Program asimilasi narapidana, dilakukan untuk mencegah penularan infeksi Covid-19 yang mewabah. Pemerintah mengaku program tersebut sebagai saran dari Organisasi Kesehatan Dunia (WHO) yang meyakini penjara sebagai sarang penyebaran cepat virus corona.
Apalagi melihat kondisi penjara di seluruh Indonesia yang melebih kapasitasnya.
Sampai saat ini, Senin (20/4) tercatat sudah 38.822 napi dilepaskan dalam program tersebut. Mereka yang dibebaskan kebanyakan para pelaku kejahatan umum, dan anak. Termasuk napi perempuan. Yasonna meyakini program asimilasi narapidana di masa pandemi, sebagai respons kemanusian dan pengakuan terhadap negara atas hak asasi manusia.
Namun, program tersebut pun mendapat reaksi keras dan penolakan. Karena, pelepasan narapidana di masa pandemi saat ini memunculkan kecemasan baru. Banyak masyarakat merasa tak aman. Itu dibuktikan dengan sejumlah insiden kejahatan di sejumlah daerah, pun di Ibu Kota Jakarta yang didalangi oleh para napi asimilasi. Yasonna, pun mengakui itu.
"Narapidana asimiliasi yang melakukan pengulangan tindak pidana didominasi kasus pencurian.
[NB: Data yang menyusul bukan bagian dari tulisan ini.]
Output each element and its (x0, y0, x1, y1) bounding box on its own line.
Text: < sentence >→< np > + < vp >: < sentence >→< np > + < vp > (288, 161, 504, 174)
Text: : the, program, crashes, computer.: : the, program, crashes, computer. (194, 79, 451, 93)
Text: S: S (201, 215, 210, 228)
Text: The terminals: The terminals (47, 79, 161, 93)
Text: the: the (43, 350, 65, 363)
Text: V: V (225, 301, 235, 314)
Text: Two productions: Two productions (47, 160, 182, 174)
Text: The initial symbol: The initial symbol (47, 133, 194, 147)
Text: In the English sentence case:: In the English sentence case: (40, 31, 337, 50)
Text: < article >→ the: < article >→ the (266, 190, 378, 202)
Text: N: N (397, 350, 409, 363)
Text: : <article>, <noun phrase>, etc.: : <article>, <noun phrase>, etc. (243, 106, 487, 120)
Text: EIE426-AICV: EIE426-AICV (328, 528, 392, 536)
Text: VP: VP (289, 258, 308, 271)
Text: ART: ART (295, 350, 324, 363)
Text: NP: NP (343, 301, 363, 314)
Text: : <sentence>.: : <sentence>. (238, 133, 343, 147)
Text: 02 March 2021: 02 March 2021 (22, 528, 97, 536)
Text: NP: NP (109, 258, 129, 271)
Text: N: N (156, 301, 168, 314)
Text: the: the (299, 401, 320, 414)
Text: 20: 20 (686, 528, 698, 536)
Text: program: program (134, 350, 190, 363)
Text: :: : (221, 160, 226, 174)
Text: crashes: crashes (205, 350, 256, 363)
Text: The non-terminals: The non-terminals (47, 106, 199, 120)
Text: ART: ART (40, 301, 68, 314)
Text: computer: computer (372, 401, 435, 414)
Termasuk pencurian bermotor (begal)," ujarnya.
Tetapi Yasonna menjelaskan, program asimilasi tetap punya tujuan yang baik demi kemanusian. Sebab itu, ia menegaskan, agar program asimilasi narapidana tersebut, tetap dijalankan. Akan tetapi, dengan tetap menguatkan pengawasan.
"Ke depan, semua warga binaan (napi) kasus pencurian yang mendapatkan program asimiliasi harus dipantau rekam jejaknya," jelas Yasonna.
Ia pun menegaskan, agar aparat Kemenkumham di daerah, melakukan seleksi ketat terhadap warga binaan yang berhak mendapatkan asimilasi. "Apabila ada yang tidak benar, jangan diberikan asimilasi karena hanya akan merusak (niat baik) program ini," jelas.
Terhadap napi asimilasi yang residivis, ia pun memerintahkan agar jajaran Kemenkumham di daerah, memperkuat kordinasi dengan Kepolisian Daerah (Polda) dalam melakukan pengawasan. Ia meminta agar aparat tak segan kembali menyeret para napi asimilasi yang residivis kembali ke sel besi untuk menjalankan hukuman penjara lanjutan.